Reconversion of Thalia Theater, Lisbon
A mash-up of the Neues Museum, a Peter Brook performance and a Rachel Whiteread sculpture, the project combines the old parts of a building the remains of a nineteenth century theater and new parts such as a cafeteria into a multipurpose facility with views to the nearby Zoo.
Originally located in the outskirts of Lisbon, Thalia Theatre opened in the 1840s. A venue of leisure for a local aristocrat, it burned down shortly after and remained derelict since then. The project reconverted its ruins into a multipurpose arena for conferences, exhibitions or concerts. To retain the old walls, the exterior was encased with terracotta concrete. The interior remained as it was, like a fossil. An adjacent single-story pavilion, entirely glazed with gilded glass, faces the street nearby. The project combines the old and new parts of the building into an urban ensemble with views to the nearby Zoo.
The Thalia Theatre was inaugurated in 1843 as a private venue for the Count of Farrobo.

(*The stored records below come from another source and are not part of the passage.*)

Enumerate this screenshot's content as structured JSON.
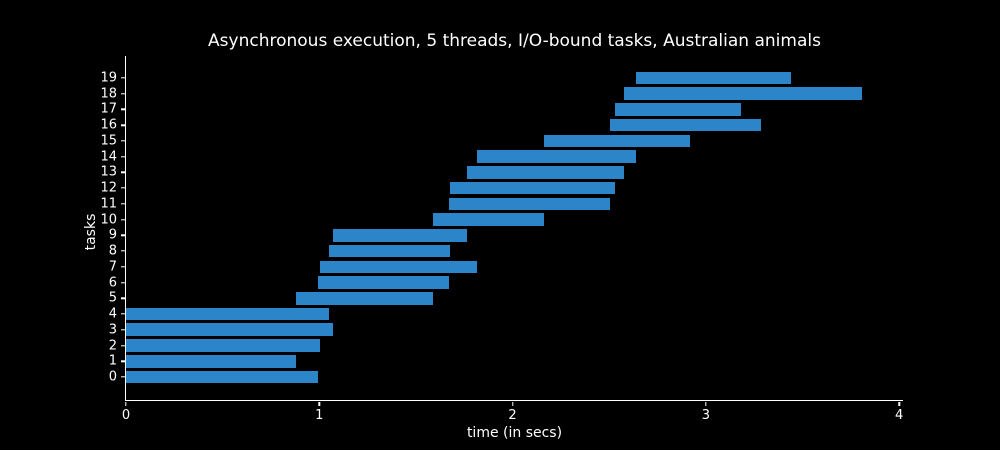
{
  "figure": {
    "background_color": "#000000",
    "text_color": "#ffffff",
    "spine_color": "#ffffff"
  },
  "chart_data": {
    "type": "bar",
    "orientation": "horizontal",
    "title": "Asynchronous execution, 5 threads, I/O-bound tasks, Australian animals",
    "xlabel": "time (in secs)",
    "ylabel": "tasks",
    "xlim": [
      0,
      4.02
    ],
    "ylim": [
      -1.46,
      20.39
    ],
    "x_ticks": [
      "0",
      "1",
      "2",
      "3",
      "4"
    ],
    "x_tick_values": [
      0,
      1,
      2,
      3,
      4
    ],
    "y_tick_labels": [
      "0",
      "1",
      "2",
      "3",
      "4",
      "5",
      "6",
      "7",
      "8",
      "9",
      "10",
      "11",
      "12",
      "13",
      "14",
      "15",
      "16",
      "17",
      "18",
      "19"
    ],
    "grid": false,
    "legend": null,
    "bar_color": "#2b85c8",
    "background_color": "#000000",
    "text_color": "#ffffff",
    "bar_height_fraction": 0.8,
    "tasks": [
      {
        "task": 0,
        "start": 0.0,
        "end": 0.995
      },
      {
        "task": 1,
        "start": 0.0,
        "end": 0.88
      },
      {
        "task": 2,
        "start": 0.0,
        "end": 1.005
      },
      {
        "task": 3,
        "start": 0.0,
        "end": 1.069
      },
      {
        "task": 4,
        "start": 0.0,
        "end": 1.048
      },
      {
        "task": 5,
        "start": 0.88,
        "end": 1.586
      },
      {
        "task": 6,
        "start": 0.995,
        "end": 1.671
      },
      {
        "task": 7,
        "start": 1.005,
        "end": 1.818
      },
      {
        "task": 8,
        "start": 1.048,
        "end": 1.677
      },
      {
        "task": 9,
        "start": 1.069,
        "end": 1.762
      },
      {
        "task": 10,
        "start": 1.586,
        "end": 2.161
      },
      {
        "task": 11,
        "start": 1.671,
        "end": 2.503
      },
      {
        "task": 12,
        "start": 1.677,
        "end": 2.531
      },
      {
        "task": 13,
        "start": 1.762,
        "end": 2.577
      },
      {
        "task": 14,
        "start": 1.818,
        "end": 2.639
      },
      {
        "task": 15,
        "start": 2.161,
        "end": 2.916
      },
      {
        "task": 16,
        "start": 2.503,
        "end": 3.283
      },
      {
        "task": 17,
        "start": 2.531,
        "end": 3.183
      },
      {
        "task": 18,
        "start": 2.577,
        "end": 3.81
      },
      {
        "task": 19,
        "start": 2.639,
        "end": 3.441
      }
    ]
  }
}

It was located just outside of Lisbon, facing a palace and gardens also owned by this aristocrat. In 1862, a fire destroyed the building with all its luxurious decoration of gilded wood, mirrors and chandeliers. For almost 150 years, the theatre remained in ruins with the outskirts of Lisbon sprawling around it. The city zoo was located next-door providing an exotic background to the derelict structure.
In order to retain the old walls of the theatre, the exterior was entirely covered by a shell of terracotta concrete that forms a massive and monolithic body. It is composed of the original volumes of the audience and the 23-metres-high stage. Inside these two voids, the ruins have been left untouched creating a spectacle of their own. Minimum technical fixtures create an arena that can be adjusted to diverse uses such as exhibitions, conferences or broadcasts. An adjacent single-story structure, entirely glazed, houses additional parts of the programme such as the reception, services and a cafeteria.
Bronze letters at the tympanum of the main facade spell out the motto of Thalia, the muse of comedy. The original Latin inscription, Hic Mores Hominum Castigantur, was placed once again. In other words, Here the Deeds of Men Shall Be Punished. The project for the reconversion of the theatre combines the old and new parts of the building into an urban ensemble with views to the nearby zoo. It brings back the presence of the past as a place for fantasy, imagination, and civic life.
The design pursued energy efficiency through a combination of different features. The indoor climate control system is integrated in a ventilated double floor slab with high thermal mass. There are no ducts in the ceiling, only a high level side natural exhaust for the displacement ventilation system. The floor also integrates a radiant slab that provides base heating and cooling. The high energy efficiency is reflected in the A class EPBD building energy rating achieved by the building.